China’s Gold Imports From H.K. Climb on Lunar New Year Demand

China’s net gold imports from Hong Kong rose in January from the previous month as jewelry demand on the mainland increased before the Lunar New Year and exports to the city tumbled.

Net imports totaled 71.6 metric tons last month, compared with 58.8 tons in December, according to data compiled by Bloomberg from the Hong Kong Census and Statistics Department released Thursday. Mainland buyers purchased 82.5 tons, including scrap, compared with 128.4 tons a month earlier. Exports to Hong Kong from China fell 84 percent to 10.9 tons.

The rise in net shipments to mainland China preceded the week-long Lunar New Year holiday, which ended Feb. 24. In December, the value of the country’s jewelry sales surged 23 percent from the previous month, according to the National Bureau of Statistics. China lost its spot as the world’s biggest buyer to India last year as global demand slid 4 percent to a five-year low, according to the World Gold Council.

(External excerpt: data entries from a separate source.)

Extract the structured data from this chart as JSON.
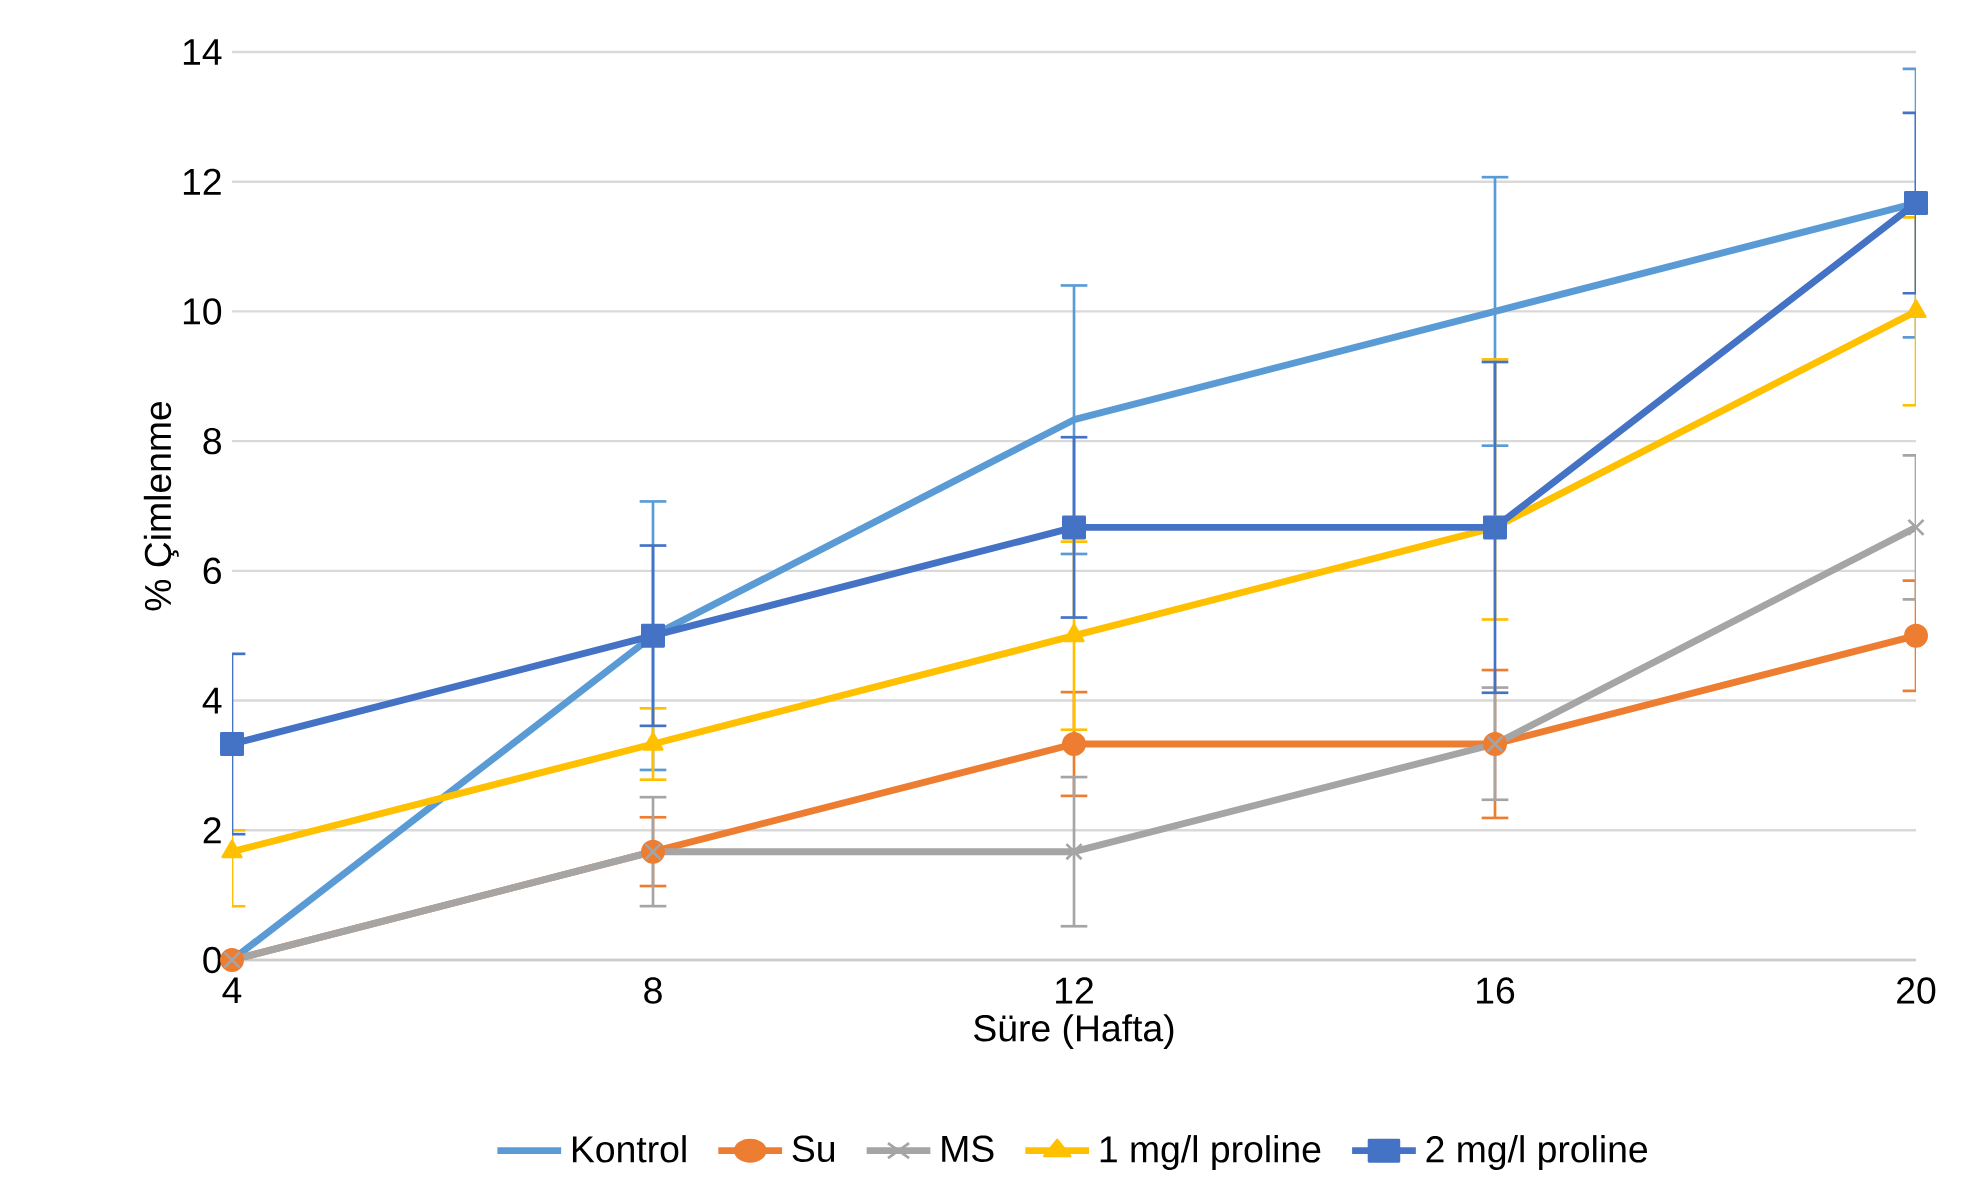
{
  "chart_data": {
    "type": "line",
    "xlabel": "Süre (Hafta)",
    "ylabel": "% Çimlenme",
    "x": [
      4,
      8,
      12,
      16,
      20
    ],
    "xlim": [
      4,
      20
    ],
    "xticks": [
      4,
      8,
      12,
      16,
      20
    ],
    "ylim": [
      0,
      14
    ],
    "yticks": [
      0,
      2,
      4,
      6,
      8,
      10,
      12,
      14
    ],
    "grid": "y",
    "legend": "bottom",
    "line_style": "solid",
    "series": [
      {
        "name": "Kontrol",
        "color": "#5b9bd5",
        "marker": "none",
        "values": [
          0,
          5,
          8.33,
          10,
          11.67
        ],
        "errors": [
          0,
          2.07,
          2.07,
          2.07,
          2.07
        ]
      },
      {
        "name": "Su",
        "color": "#ed7d31",
        "marker": "circle",
        "values": [
          0,
          1.67,
          3.33,
          3.33,
          5
        ],
        "errors": [
          0,
          0.53,
          0.8,
          [
            2.19,
            4.47
          ],
          0.85
        ]
      },
      {
        "name": "MS",
        "color": "#a5a5a5",
        "marker": "cross",
        "values": [
          0,
          1.67,
          1.67,
          3.33,
          6.67
        ],
        "errors": [
          0,
          0.84,
          1.15,
          [
            2.47,
            4.2
          ],
          1.11
        ]
      },
      {
        "name": "1 mg/l proline",
        "color": "#ffc000",
        "marker": "triangle",
        "values": [
          1.67,
          3.33,
          5,
          6.67,
          10
        ],
        "errors": [
          [
            0.83,
            2.0
          ],
          0.55,
          1.45,
          [
            5.25,
            9.26
          ],
          1.45
        ]
      },
      {
        "name": "2 mg/l proline",
        "color": "#4472c4",
        "marker": "square",
        "values": [
          3.33,
          5,
          6.67,
          6.67,
          11.67
        ],
        "errors": [
          1.39,
          1.39,
          1.39,
          2.55,
          1.39
        ]
      }
    ]
  }
}
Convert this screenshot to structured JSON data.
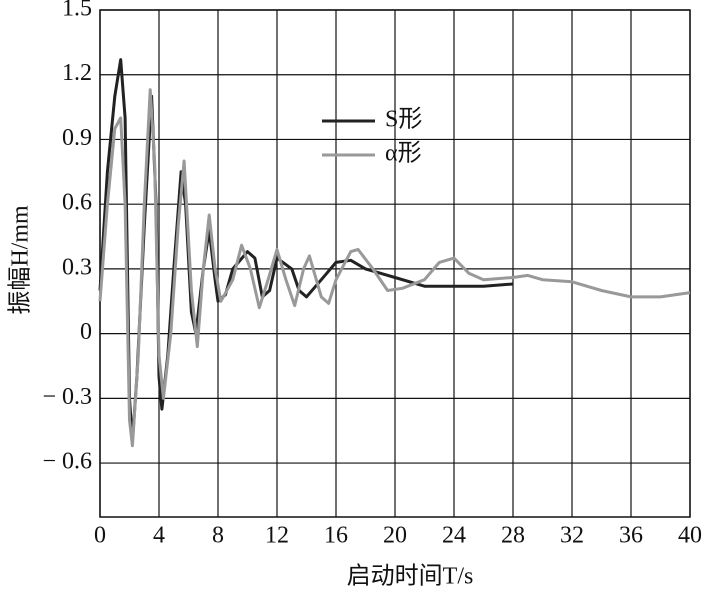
{
  "chart_data": {
    "type": "line",
    "x_label": "启动时间T/s",
    "y_label": "振幅H/mm",
    "xlim": [
      0,
      40
    ],
    "xticks": [
      0,
      4,
      8,
      12,
      16,
      20,
      24,
      28,
      32,
      36,
      40
    ],
    "ylim": [
      -0.85,
      1.5
    ],
    "yticks": [
      {
        "value": -0.6,
        "label": "− 0.6"
      },
      {
        "value": -0.3,
        "label": "− 0.3"
      },
      0,
      0.3,
      0.6,
      0.9,
      1.2,
      1.5
    ],
    "grid": true,
    "legend": "top-center",
    "series": [
      {
        "name": "S形",
        "color": "#222222",
        "x": [
          0,
          0.5,
          1,
          1.4,
          1.7,
          2,
          2.2,
          2.5,
          3,
          3.5,
          3.8,
          4,
          4.2,
          4.6,
          5,
          5.5,
          5.8,
          6.2,
          6.5,
          7,
          7.4,
          7.8,
          8,
          8.5,
          9,
          10,
          10.5,
          11,
          11.5,
          12,
          13,
          13.5,
          14,
          15,
          16,
          17,
          18,
          20,
          22,
          24,
          26,
          28
        ],
        "values": [
          0.2,
          0.75,
          1.1,
          1.27,
          1.0,
          -0.3,
          -0.5,
          -0.2,
          0.5,
          1.1,
          0.6,
          -0.2,
          -0.35,
          -0.1,
          0.3,
          0.75,
          0.6,
          0.1,
          0.0,
          0.3,
          0.48,
          0.25,
          0.15,
          0.18,
          0.3,
          0.38,
          0.35,
          0.17,
          0.2,
          0.35,
          0.3,
          0.2,
          0.17,
          0.25,
          0.33,
          0.34,
          0.3,
          0.26,
          0.22,
          0.22,
          0.22,
          0.23
        ]
      },
      {
        "name": "α形",
        "color": "#999999",
        "x": [
          0,
          0.5,
          1,
          1.4,
          1.7,
          2,
          2.2,
          2.6,
          3,
          3.4,
          3.7,
          4,
          4.3,
          4.8,
          5.3,
          5.7,
          6.2,
          6.6,
          7,
          7.4,
          7.8,
          8.2,
          9,
          9.6,
          10.2,
          10.8,
          11.4,
          12,
          12.6,
          13.2,
          13.8,
          14.2,
          15,
          15.5,
          16,
          17,
          17.5,
          18.5,
          19.5,
          20.5,
          22,
          23,
          24,
          25,
          26,
          28,
          29,
          30,
          32,
          34,
          36,
          38,
          40
        ],
        "values": [
          0.15,
          0.6,
          0.95,
          1.0,
          0.6,
          -0.4,
          -0.52,
          -0.1,
          0.6,
          1.13,
          0.8,
          -0.1,
          -0.3,
          0.0,
          0.5,
          0.8,
          0.2,
          -0.06,
          0.3,
          0.55,
          0.3,
          0.15,
          0.25,
          0.41,
          0.3,
          0.12,
          0.25,
          0.39,
          0.25,
          0.13,
          0.3,
          0.36,
          0.17,
          0.14,
          0.25,
          0.38,
          0.39,
          0.3,
          0.2,
          0.21,
          0.25,
          0.33,
          0.35,
          0.28,
          0.25,
          0.26,
          0.27,
          0.25,
          0.24,
          0.2,
          0.17,
          0.17,
          0.19
        ]
      }
    ]
  }
}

“Retail demand usually picks up before the Spring Festival in China,” Helen Lau, a Hong Kong-based analyst at Argonaut Securities Asia Ltd. said before the data was released, using another name for the Lunar New Year holiday. “I don’t expect a sharp decline in consumption in 2015 from the 2014 level. Overall demand should stabilize.”

Mainland bullion consumption fell 25 percent last year to 886.1 tons, according to the China Gold Association. The value of China’s jewelry sales in 2014 was little changed from the previous year, after growing 26 percent in 2013, according to the statistics bureau.

Gold for immediate delivery rose 0.8 percent to $1,214.97 an ounce at 4:59 p.m. in Hong Kong, up 2.6 percent so far this year. Bullion of 99.99 percent purity on the Shanghai Gold Exchange has climbed 1.7 percent since the start of the year.

Net imports in January were 14 percent below the 83.6 tons the same month last year. Mainland China doesn’t publish such data.